Rethinking a dependency
Rare earth elements (rare earths) are a group of 17 metals that are essential components of many advanced technologies and energy production and storage systems, such as solar panels, wind turbines and electric batteries.
They are essential to the transition to clean technologies and the electrification of transport, and are widely used in the manufacture of high-performance electric motors. Case in point, the permanent magnets that drive these motors are made from neodymium, a rare earth metal.
Although several countries, including Canada, have significant rare earth reserves, extracting and refining them is complex and costly, and has a major environmental impact. Moreover, the fact that a limited number of players dominate the production market accentuates the vulnerability of other countries, particularly in the face of economic fluctuations and geopolitical tensions.
The unique properties of rare earths make them difficult to replace—but research on the subject is progressing.
Stabilizing production costs
At the National Research Council of Canada (NRC), specialists in advanced magnetic materials are designing motors that use fewer rare earth elements. Through additive manufacturing techniques based on cold spraying, they can create permanent magnets with high mechanical strength that require no assembly. A programmable robot and a pressurized gas system spray a fine powder onto a target surface, forming complex shapes that can be incorporated into new, more efficient motor designs.
By pairing this approach with topological optimization—a method that rapidly identifies complex configurations and maximizes material efficiency—researchers are creating engine components that are both lighter and more compact. This ultimately lowers overall material consumption, including the use of rare earth elements. At the same time, they are accelerating the adoption of advanced design methods powered by machine learning and artificial intelligence.
"The potential of topological optimization combined with additive manufacturing is enormous. With these approaches, we can create new motor geometries that can significantly reduce—or even eliminate—the need for rare earth elements, cut manufacturing costs, and enhance both the power‑to‑weight ratio and overall motor efficiency," explain Jean-Michel Lamarre and Fabrice Bernier, who are both research officers at our facility in Boucherville, Quebec.
They are also investigating new permanent‑magnet compositions made from materials that are more affordable and more stable at high temperatures, such as samarium-iron-nitrogen (SmFeN) and samarium-cobalt (SmCo). Samarium provides an alternative to neodymium, helping mitigate issues related to its limited availability and price volatility, which can be exacerbated by export restrictions.
Creating a sustainable value chain
Although the problem may seem highly technical, the benefits are far-reaching.
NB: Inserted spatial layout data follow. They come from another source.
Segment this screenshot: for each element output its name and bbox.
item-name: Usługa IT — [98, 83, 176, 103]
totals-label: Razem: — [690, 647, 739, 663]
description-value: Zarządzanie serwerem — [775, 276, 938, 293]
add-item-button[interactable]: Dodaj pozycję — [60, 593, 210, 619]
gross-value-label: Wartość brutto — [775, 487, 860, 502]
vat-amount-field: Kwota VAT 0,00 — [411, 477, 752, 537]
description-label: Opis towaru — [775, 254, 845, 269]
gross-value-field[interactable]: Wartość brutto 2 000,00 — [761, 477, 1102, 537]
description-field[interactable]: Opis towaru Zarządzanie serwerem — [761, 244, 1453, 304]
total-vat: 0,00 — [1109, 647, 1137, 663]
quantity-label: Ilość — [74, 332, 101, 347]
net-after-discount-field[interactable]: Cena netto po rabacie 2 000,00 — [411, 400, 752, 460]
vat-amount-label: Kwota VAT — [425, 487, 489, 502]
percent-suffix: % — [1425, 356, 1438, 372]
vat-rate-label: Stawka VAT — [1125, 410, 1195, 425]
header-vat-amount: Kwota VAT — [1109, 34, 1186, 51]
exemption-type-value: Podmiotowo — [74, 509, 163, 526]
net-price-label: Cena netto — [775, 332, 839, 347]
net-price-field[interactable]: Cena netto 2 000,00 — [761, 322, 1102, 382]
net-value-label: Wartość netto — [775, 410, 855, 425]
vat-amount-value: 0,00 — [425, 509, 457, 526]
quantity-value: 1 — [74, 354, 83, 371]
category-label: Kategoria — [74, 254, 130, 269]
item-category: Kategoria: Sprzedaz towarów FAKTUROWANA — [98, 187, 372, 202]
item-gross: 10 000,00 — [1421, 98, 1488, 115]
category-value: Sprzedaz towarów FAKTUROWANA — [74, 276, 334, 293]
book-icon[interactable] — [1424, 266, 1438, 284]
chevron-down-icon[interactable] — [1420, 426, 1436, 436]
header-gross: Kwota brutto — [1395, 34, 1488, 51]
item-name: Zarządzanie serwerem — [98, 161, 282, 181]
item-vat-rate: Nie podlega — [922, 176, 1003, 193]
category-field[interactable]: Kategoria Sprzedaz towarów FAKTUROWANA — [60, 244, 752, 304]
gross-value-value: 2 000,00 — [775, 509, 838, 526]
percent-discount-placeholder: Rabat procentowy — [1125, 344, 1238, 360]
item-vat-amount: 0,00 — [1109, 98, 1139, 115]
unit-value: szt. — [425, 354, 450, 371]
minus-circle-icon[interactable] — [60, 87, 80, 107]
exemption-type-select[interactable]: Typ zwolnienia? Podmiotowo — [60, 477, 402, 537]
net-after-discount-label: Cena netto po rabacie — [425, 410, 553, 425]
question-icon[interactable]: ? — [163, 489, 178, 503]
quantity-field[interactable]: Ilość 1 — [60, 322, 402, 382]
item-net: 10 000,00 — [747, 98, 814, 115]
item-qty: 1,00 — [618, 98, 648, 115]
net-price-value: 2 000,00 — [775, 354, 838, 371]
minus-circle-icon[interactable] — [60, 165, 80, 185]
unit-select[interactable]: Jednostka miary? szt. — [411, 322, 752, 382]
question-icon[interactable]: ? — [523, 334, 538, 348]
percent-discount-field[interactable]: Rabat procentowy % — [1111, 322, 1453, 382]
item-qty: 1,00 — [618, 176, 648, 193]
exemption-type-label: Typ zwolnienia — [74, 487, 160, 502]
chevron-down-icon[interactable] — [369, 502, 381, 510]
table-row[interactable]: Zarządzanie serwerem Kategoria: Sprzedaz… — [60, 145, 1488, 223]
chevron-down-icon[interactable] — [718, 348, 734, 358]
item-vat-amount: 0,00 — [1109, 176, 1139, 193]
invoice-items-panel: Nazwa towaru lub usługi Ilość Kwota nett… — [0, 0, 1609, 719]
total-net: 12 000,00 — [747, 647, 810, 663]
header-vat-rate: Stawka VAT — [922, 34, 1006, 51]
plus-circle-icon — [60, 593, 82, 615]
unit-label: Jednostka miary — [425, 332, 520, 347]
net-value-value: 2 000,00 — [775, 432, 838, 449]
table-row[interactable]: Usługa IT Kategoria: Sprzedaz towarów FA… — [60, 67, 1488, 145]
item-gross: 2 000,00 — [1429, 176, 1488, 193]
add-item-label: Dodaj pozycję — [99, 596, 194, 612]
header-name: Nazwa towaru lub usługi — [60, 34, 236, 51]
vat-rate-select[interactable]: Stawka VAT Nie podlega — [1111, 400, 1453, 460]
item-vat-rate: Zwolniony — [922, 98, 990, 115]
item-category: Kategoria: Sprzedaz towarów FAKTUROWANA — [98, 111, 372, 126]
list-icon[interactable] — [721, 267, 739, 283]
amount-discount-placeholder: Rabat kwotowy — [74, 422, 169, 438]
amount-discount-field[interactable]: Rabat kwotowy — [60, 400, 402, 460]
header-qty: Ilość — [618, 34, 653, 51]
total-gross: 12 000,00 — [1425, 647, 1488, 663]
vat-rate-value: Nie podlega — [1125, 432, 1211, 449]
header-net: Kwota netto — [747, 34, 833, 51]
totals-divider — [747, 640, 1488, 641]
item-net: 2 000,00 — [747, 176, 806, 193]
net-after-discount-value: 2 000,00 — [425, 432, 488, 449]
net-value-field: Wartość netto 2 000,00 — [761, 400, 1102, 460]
The NRC's work aims to stimulate Canadian industry, create highly skilled jobs and boost the competitiveness of transportation-sector companies, and reduce both our carbon footprint and our reliance on imported minerals. This momentum will help strengthen Canada's position in the global clean technology market.
Who knows how far we'll be able to go when the energy transition is powered by the more efficient and powerful engines of the future that are designed and manufactured here using fewer rare earth elements? For our researchers, the goal is clear: to 3D-print motors that are ever more efficient and made from sustainable materials.
Highlights
- The NRC is developing next-generation electric motors by combining additive manufacturing, topological optimization and artificial intelligence with new samarium-based materials, with the aim of reducing reliance on rare earth elements.
- These innovations make it possible to produce permanent magnets with high mechanical strength that require no assembly, as well as lighter, more compact motor geometries that require fewer rare earths.
- For the industry, this means more stable production costs, a more sustainable value chain, a reduced environmental footprint and the creation of skilled jobs.
- The NRC's goal is to 3D-print the electric motors of the future using sustainable materials.